In diesem Programm haben die Musiker ihre Lieblingstücke gepackt. Jedes erzählt eine Geschichte. Ein klingendes Panoptikum der Harmonic-Brass-Vergangenheit. Und das hörte sich am Freitagabend famos an. Schon der Einzug durch die Bankreihen mit dem Rondo, mit dem der renommierte Klangkörper weltweit in Konzerthallen einzieht, war für die Konzertbesucher ein besonderes Erlebnis.

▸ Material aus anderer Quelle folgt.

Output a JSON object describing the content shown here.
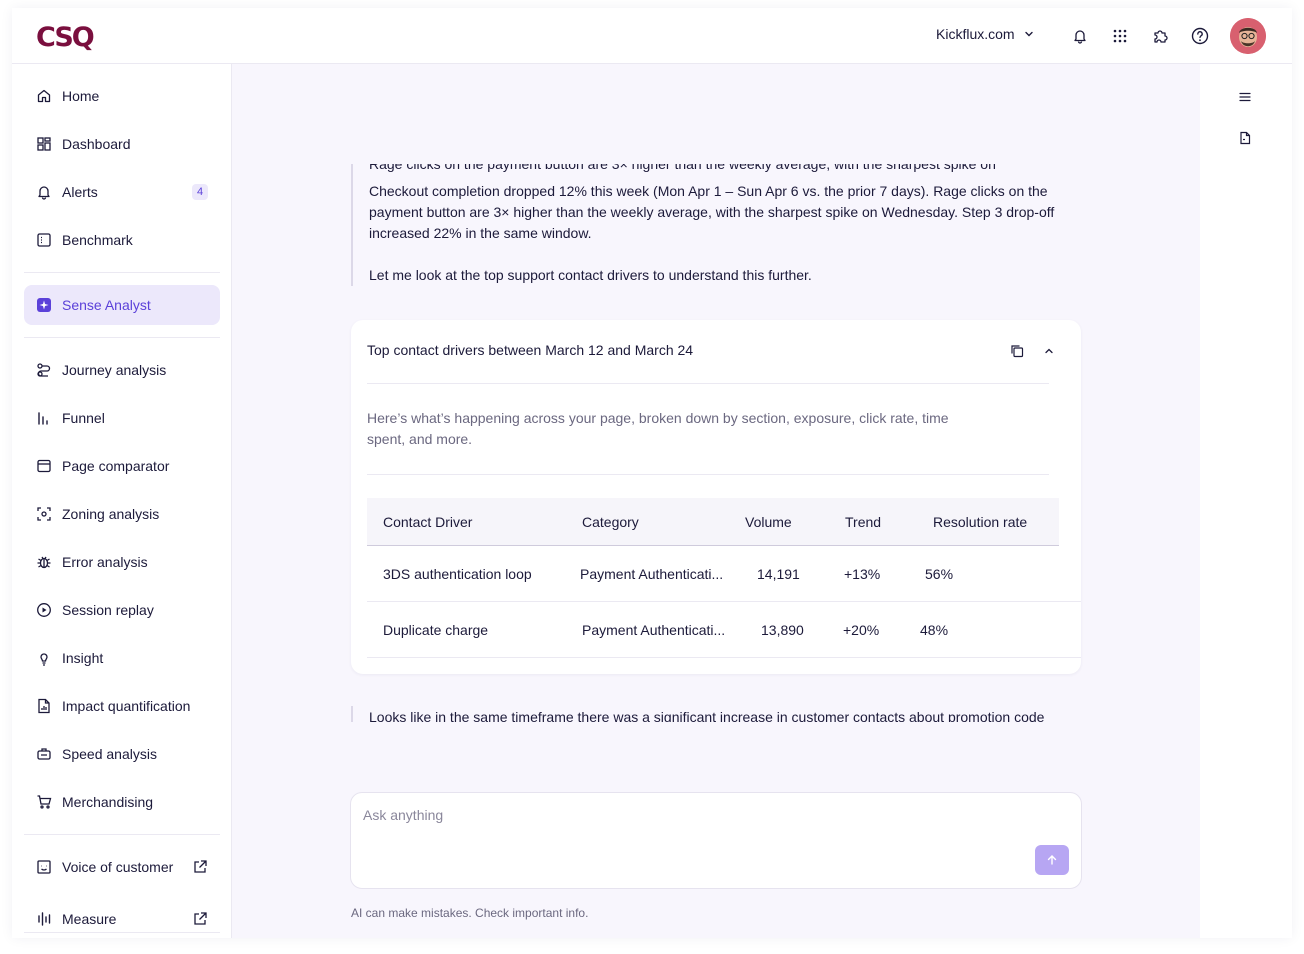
{
  "header": {
    "logo": "CSQ",
    "site": "Kickflux.com"
  },
  "sidebar": {
    "items": [
      {
        "label": "Home",
        "icon": "home-icon"
      },
      {
        "label": "Dashboard",
        "icon": "dashboard-icon"
      },
      {
        "label": "Alerts",
        "icon": "bell-icon",
        "badge": "4"
      },
      {
        "label": "Benchmark",
        "icon": "benchmark-icon"
      },
      {
        "label": "Sense Analyst",
        "icon": "sparkle-icon"
      },
      {
        "label": "Journey analysis",
        "icon": "journey-icon"
      },
      {
        "label": "Funnel",
        "icon": "funnel-icon"
      },
      {
        "label": "Page comparator",
        "icon": "page-comparator-icon"
      },
      {
        "label": "Zoning analysis",
        "icon": "zoning-icon"
      },
      {
        "label": "Error analysis",
        "icon": "bug-icon"
      },
      {
        "label": "Session replay",
        "icon": "play-icon"
      },
      {
        "label": "Insight",
        "icon": "lightbulb-icon"
      },
      {
        "label": "Impact quantification",
        "icon": "file-chart-icon"
      },
      {
        "label": "Speed analysis",
        "icon": "speed-icon"
      },
      {
        "label": "Merchandising",
        "icon": "cart-icon"
      },
      {
        "label": "Voice of customer",
        "icon": "voice-icon"
      },
      {
        "label": "Measure",
        "icon": "measure-icon"
      }
    ]
  },
  "chat": {
    "msg1_clipped": "Rage clicks on the payment button are 3× higher than the weekly average, with the sharpest spike on",
    "msg1_p1": "Checkout completion dropped 12% this week (Mon Apr 1 – Sun Apr 6 vs. the prior 7 days). Rage clicks on the payment button are 3× higher than the weekly average, with the sharpest spike on Wednesday. Step 3 drop-off increased 22% in the same window.",
    "msg1_p2": "Let me look at the top support contact drivers to understand this further.",
    "card": {
      "title": "Top contact drivers between March 12 and March 24",
      "description": "Here’s what’s happening across your page, broken down by section, exposure, click rate, time spent, and more.",
      "columns": [
        "Contact Driver",
        "Category",
        "Volume",
        "Trend",
        "Resolution rate"
      ],
      "rows": [
        [
          "3DS authentication loop",
          "Payment Authenticati...",
          "14,191",
          "+13%",
          "56%"
        ],
        [
          "Duplicate charge",
          "Payment Authenticati...",
          "13,890",
          "+20%",
          "48%"
        ]
      ]
    },
    "msg2": "Looks like in the same timeframe there was a significant increase in customer contacts about promotion code",
    "composer_placeholder": "Ask anything",
    "disclaimer": "AI can make mistakes. Check important info."
  },
  "colors": {
    "accent": "#5b41d9",
    "active_bg": "#ece8fb",
    "send_button": "#b7a6f3",
    "brand": "#7a0f3e"
  }
}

Die von Hans Zellner für das Quintett bearbeitete Orchestersuite Nr. 3 D-Dur von Johann Sebastian Bach steigerte das Hochgefühl der Zuhörer, denn da war nicht nur der gewaltige Klang in der Apsis der Bonifatiuskirche, sondern auch die unvergleichliche Reinheit der Musik.

Hornist Andreas Binder hatte als Conférencier charmant in das Konzert eingeführt. Humorvoll verlas er jeweils die Briefe, die die Musiker an die Komponisten ihrer Lieblingsstücke geschrieben hatten, ein überaus belustigendes Element des Konzertes. Die Spielfreude war sichtbar. Elisabeth Fesslers Trompetensolo aus Mozarts „Zauberflöte“ wurde ebenso bejubelt wie Alexander Steixner, der mit der Posaune die Champagnerarie aus „Don Giovanni“ regelrecht zelebrierte.

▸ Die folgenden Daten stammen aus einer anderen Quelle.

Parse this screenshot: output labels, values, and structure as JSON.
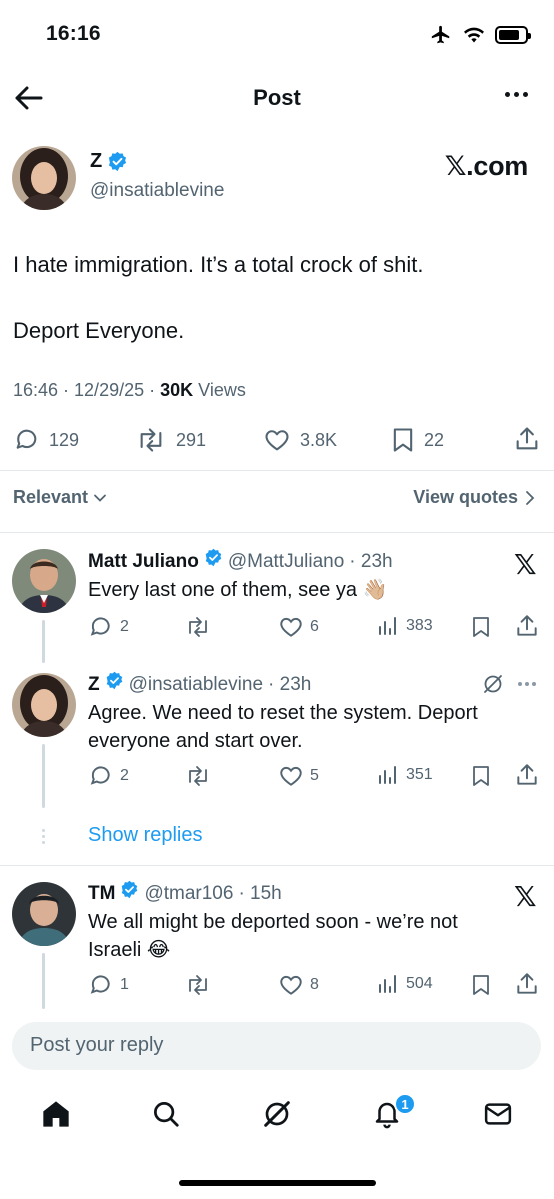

Trompeter Zellner glänzte bei seinem Arrangement der Suite Gothique op. 25 von Leon Boellmann (1862-1897) im Zusammenspiel mit Fessler ebenso wie das gesamte Ensemble, das die Suite gefühlvoll bis rasant in das Kirchenschiff legte. Ergreifende Emotionalität sprach aus Händels „Lascia ch‘io pianga“ aus der Oper „Rinaldo“, während es mit gewaltigen Klängen aus der Suite L‘Arlesienne von Georges Bizet in die Pause ging.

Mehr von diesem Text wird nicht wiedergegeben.